Maistre’s solution was perhaps too extreme for modern sensibilities: asking the politically minded populace to believe that their leaders were imbued with the authority of God, by God. In the twentieth-century, Buller took a more moderate view. As the Nazis began to view her with suspicion, trips to Germany became increasingly difficult to arrange, so she travelled elsewhere to places such as Hungary and Bulgaria. Wherever Buller went, she found more and more young people who wanted to talk to her about their political hopes and ideals. Summarising the whole, Buller suggested that Europe’s political landscape was eschewing “shallow rationalism” and instead being shaken by a “deep stirring” of emotion, particularly among young people. She recorded the observation: 

“They all want change, and they all want a chance to play a part in that change, but so few have any religious faith, which means that they have few standards by which to judge between falsehood and truth in revolutionary movements.” 

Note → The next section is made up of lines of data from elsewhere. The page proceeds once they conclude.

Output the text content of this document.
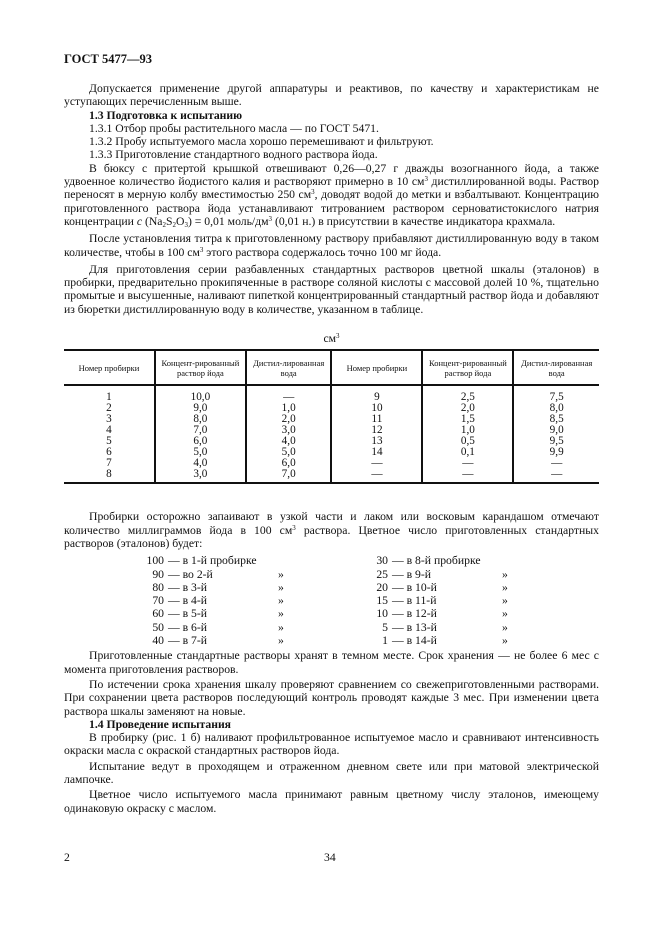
ГОСТ 5477—93

Допускается применение другой аппаратуры и реактивов, по качеству и характеристикам не уступающих перечисленным выше.

1.3 Подготовка к испытанию

1.3.1 Отбор пробы растительного масла — по ГОСТ 5471.

1.3.2 Пробу испытуемого масла хорошо перемешивают и фильтруют.

1.3.3 Приготовление стандартного водного раствора йода.

В бюксу с притертой крышкой отвешивают 0,26—0,27 г дважды возогнанного йода, а также удвоенное количество йодистого калия и растворяют примерно в 10 $см^3$ дистиллированной воды. Раствор переносят в мерную колбу вместимостью 250 $см^3$, доводят водой до метки и взбалтывают. Концентрацию приготовленного раствора йода устанавливают титрованием раствором серноватистокислого натрия концентрации c $(Na_2S_2O_3) = 0,01$ моль/$дм^3$ (0,01 н.) в присутствии в качестве индикатора крахмала.

После установления титра к приготовленному раствору прибавляют дистиллированную воду в таком количестве, чтобы в 100 $см^3$ этого раствора содержалось точно 100 мг йода.

Для приготовления серии разбавленных стандартных растворов цветной шкалы (эталонов) в пробирки, предварительно прокипяченные в растворе соляной кислоты с массовой долей 10 %, тщательно промытые и высушенные, наливают пипеткой концентрированный стандартный раствор йода и добавляют из бюретки дистиллированную воду в количестве, указанном в таблице.

$см^3$
Номер пробирки	Концент-рированный раствор йода	Дистил-лированная вода	Номер пробирки	Концент-рированный раствор йода	Дистил-лированная вода
1	10,0	—	9	2,5	7,5
2	9,0	1,0	10	2,0	8,0
3	8,0	2,0	11	1,5	8,5
4	7,0	3,0	12	1,0	9,0
5	6,0	4,0	13	0,5	9,5
6	5,0	5,0	14	0,1	9,9
7	4,0	6,0	—	—	—
8	3,0	7,0	—	—	—

Пробирки осторожно запаивают в узкой части и лаком или восковым карандашом отмечают количество миллиграммов йода в 100 $см^3$ раствора. Цветное число приготовленных стандартных растворов (эталонов) будет:

100 — в 1-й пробирке	30 — в 8-й пробирке
90 — во 2-й	»	25 — в 9-й	»
80 — в 3-й	»	20 — в 10-й	»
70 — в 4-й	»	15 — в 11-й	»
60 — в 5-й	»	10 — в 12-й	»
50 — в 6-й	»	5 — в 13-й	»
40 — в 7-й	»	1 — в 14-й	»

Приготовленные стандартные растворы хранят в темном месте. Срок хранения — не более 6 мес с момента приготовления растворов.

По истечении срока хранения шкалу проверяют сравнением со свежеприготовленными растворами. При сохранении цвета растворов последующий контроль проводят каждые 3 мес. При изменении цвета раствора шкалы заменяют на новые.

1.4 Проведение испытания

В пробирку (рис. 1 б) наливают профильтрованное испытуемое масло и сравнивают интенсивность окраски масла с окраской стандартных растворов йода.

Испытание ведут в проходящем и отраженном дневном свете или при матовой электрической лампочке.

Цветное число испытуемого масла принимают равным цветному числу эталонов, имеющему одинаковую окраску с маслом.

2	34
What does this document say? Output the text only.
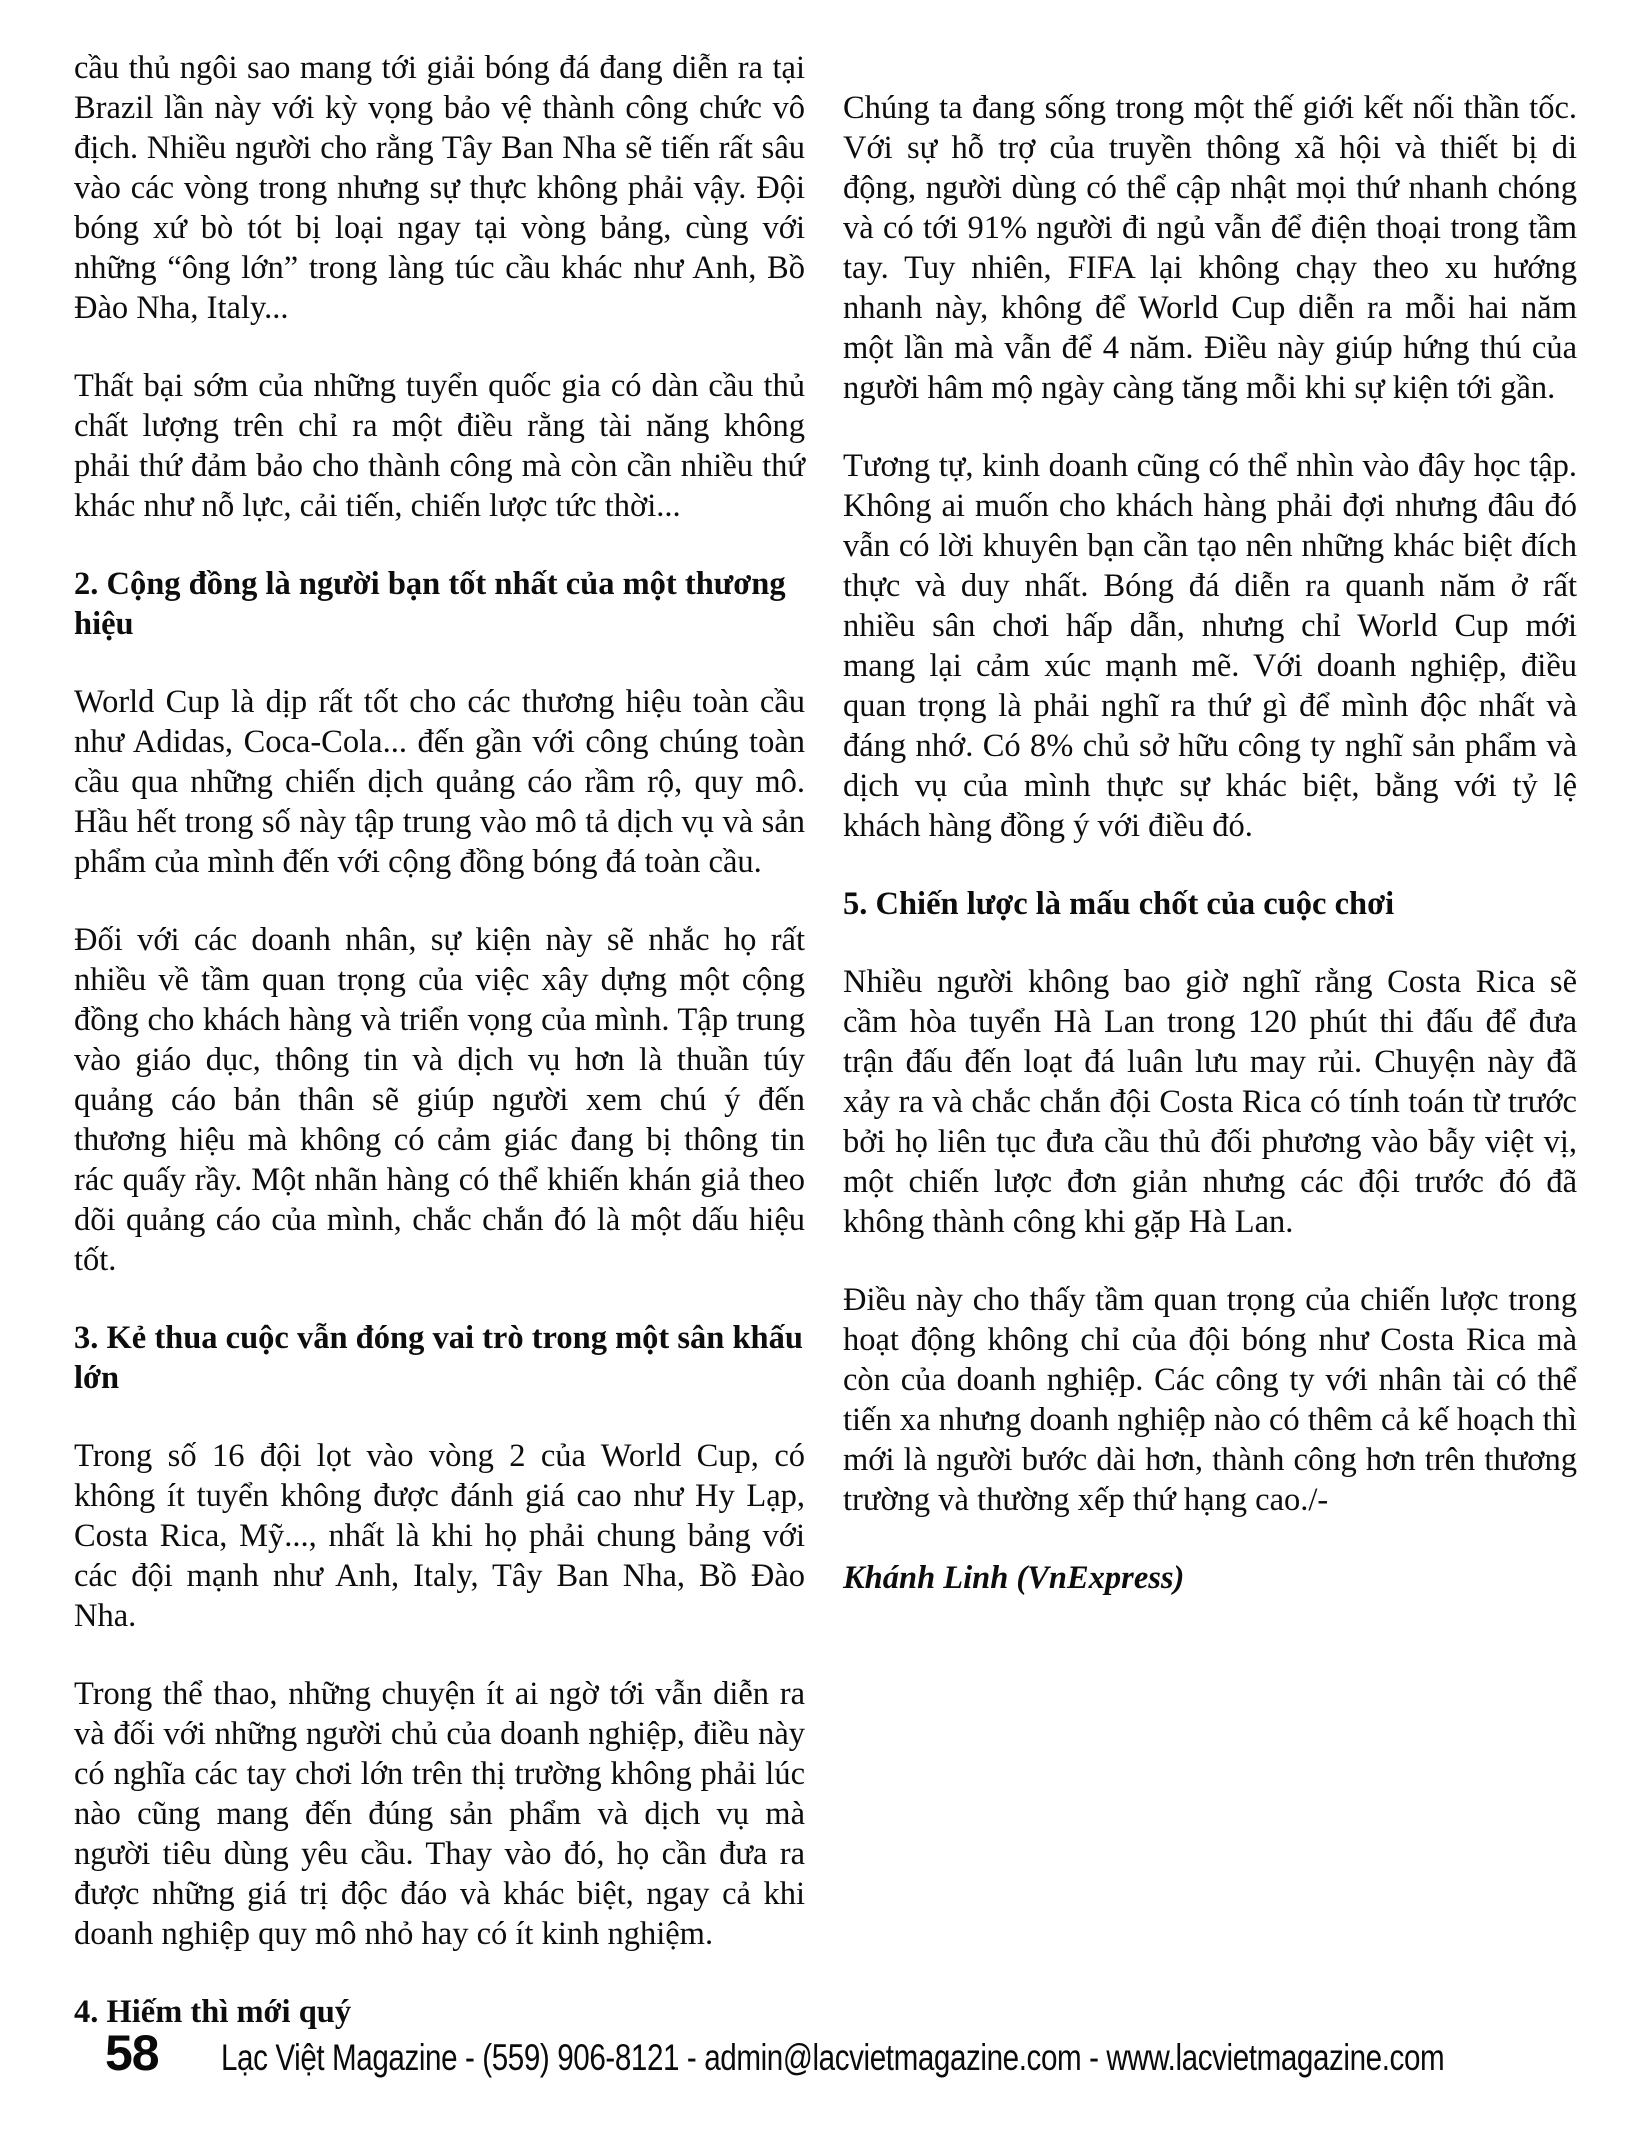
cầu thủ ngôi sao mang tới giải bóng đá đang diễn ra tại Brazil lần này với kỳ vọng bảo vệ thành công chức vô địch. Nhiều người cho rằng Tây Ban Nha sẽ tiến rất sâu vào các vòng trong nhưng sự thực không phải vậy. Đội bóng xứ bò tót bị loại ngay tại vòng bảng, cùng với những “ông lớn” trong làng túc cầu khác như Anh, Bồ Đào Nha, Italy...

Thất bại sớm của những tuyển quốc gia có dàn cầu thủ chất lượng trên chỉ ra một điều rằng tài năng không phải thứ đảm bảo cho thành công mà còn cần nhiều thứ khác như nỗ lực, cải tiến, chiến lược tức thời...

2. Cộng đồng là người bạn tốt nhất của một thương hiệu

World Cup là dịp rất tốt cho các thương hiệu toàn cầu như Adidas, Coca-Cola... đến gần với công chúng toàn cầu qua những chiến dịch quảng cáo rầm rộ, quy mô. Hầu hết trong số này tập trung vào mô tả dịch vụ và sản phẩm của mình đến với cộng đồng bóng đá toàn cầu.

Đối với các doanh nhân, sự kiện này sẽ nhắc họ rất nhiều về tầm quan trọng của việc xây dựng một cộng đồng cho khách hàng và triển vọng của mình. Tập trung vào giáo dục, thông tin và dịch vụ hơn là thuần túy quảng cáo bản thân sẽ giúp người xem chú ý đến thương hiệu mà không có cảm giác đang bị thông tin rác quấy rầy. Một nhãn hàng có thể khiến khán giả theo dõi quảng cáo của mình, chắc chắn đó là một dấu hiệu tốt.

3. Kẻ thua cuộc vẫn đóng vai trò trong một sân khấu lớn

Trong số 16 đội lọt vào vòng 2 của World Cup, có không ít tuyển không được đánh giá cao như Hy Lạp, Costa Rica, Mỹ..., nhất là khi họ phải chung bảng với các đội mạnh như Anh, Italy, Tây Ban Nha, Bồ Đào Nha.

Trong thể thao, những chuyện ít ai ngờ tới vẫn diễn ra và đối với những người chủ của doanh nghiệp, điều này có nghĩa các tay chơi lớn trên thị trường không phải lúc nào cũng mang đến đúng sản phẩm và dịch vụ mà người tiêu dùng yêu cầu. Thay vào đó, họ cần đưa ra được những giá trị độc đáo và khác biệt, ngay cả khi doanh nghiệp quy mô nhỏ hay có ít kinh nghiệm.

4. Hiếm thì mới quý

Chúng ta đang sống trong một thế giới kết nối thần tốc. Với sự hỗ trợ của truyền thông xã hội và thiết bị di động, người dùng có thể cập nhật mọi thứ nhanh chóng và có tới 91% người đi ngủ vẫn để điện thoại trong tầm tay. Tuy nhiên, FIFA lại không chạy theo xu hướng nhanh này, không để World Cup diễn ra mỗi hai năm một lần mà vẫn để 4 năm. Điều này giúp hứng thú của người hâm mộ ngày càng tăng mỗi khi sự kiện tới gần.

Tương tự, kinh doanh cũng có thể nhìn vào đây học tập. Không ai muốn cho khách hàng phải đợi nhưng đâu đó vẫn có lời khuyên bạn cần tạo nên những khác biệt đích thực và duy nhất. Bóng đá diễn ra quanh năm ở rất nhiều sân chơi hấp dẫn, nhưng chỉ World Cup mới mang lại cảm xúc mạnh mẽ. Với doanh nghiệp, điều quan trọng là phải nghĩ ra thứ gì để mình độc nhất và đáng nhớ. Có 8% chủ sở hữu công ty nghĩ sản phẩm và dịch vụ của mình thực sự khác biệt, bằng với tỷ lệ khách hàng đồng ý với điều đó.

5. Chiến lược là mấu chốt của cuộc chơi

Nhiều người không bao giờ nghĩ rằng Costa Rica sẽ cầm hòa tuyển Hà Lan trong 120 phút thi đấu để đưa trận đấu đến loạt đá luân lưu may rủi. Chuyện này đã xảy ra và chắc chắn đội Costa Rica có tính toán từ trước bởi họ liên tục đưa cầu thủ đối phương vào bẫy việt vị, một chiến lược đơn giản nhưng các đội trước đó đã không thành công khi gặp Hà Lan.

Điều này cho thấy tầm quan trọng của chiến lược trong hoạt động không chỉ của đội bóng như Costa Rica mà còn của doanh nghiệp. Các công ty với nhân tài có thể tiến xa nhưng doanh nghiệp nào có thêm cả kế hoạch thì mới là người bước dài hơn, thành công hơn trên thương trường và thường xếp thứ hạng cao./-

Khánh Linh (VnExpress)

58 Lạc Việt Magazine - (559) 906-8121 - admin@lacvietmagazine.com - www.lacvietmagazine.com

In a recent report, published by the Jo Cox Foundation, increasing the public’s “political literacy” was highlighted as a key response to prevent the outbreaks of abuse, intimidation and violence towards elected officials. As any educator will tell you, literacy is a two-way street – it includes not only the “shallow rationalism” of knowing information, or knowing where to access information, but also the ability to communicate that information effectively to others. Such communication comes from a much deeper, embodied kind of knowing, one which requires one to have assimilated knowledge and worked with it, feeling its malleability, and testing its apparent truth-claims against an internal standard of what is true and false, or right and wrong.  

For Buller, this internal standard was inextricably linked to faith. To the end of her life, she remained open minded as to what form this faith might take, albeit her own religious practice was firmly Christian. Cumberland Lodge, the educational charity she set up to promote her aims, was from the start open to those of all faiths and none, and she warmly welcomed dialogue between those of different faith groups, including atheism. But in 1943, as Amy Buller looked with hope towards the prospect of a post-war Europe, she summed up the political landscape as follows:  

We are now faced with the greater task of bringing healing to the nations, including our own, I am convinced this cannot be done without a faith in God adequate to the tremendous task of reconstruction.  

Given Amy Buller’s open-mindedness, one can read the word “God” in this statement its broadest possible sense, as referring to whatever moral compass one takes as an internal standard of what is true and false, or right and wrong. But the point remains that the political will is therefore not a matter of rational thought, or not only of that, but is an expression of feelings and instincts that run far, far deeper.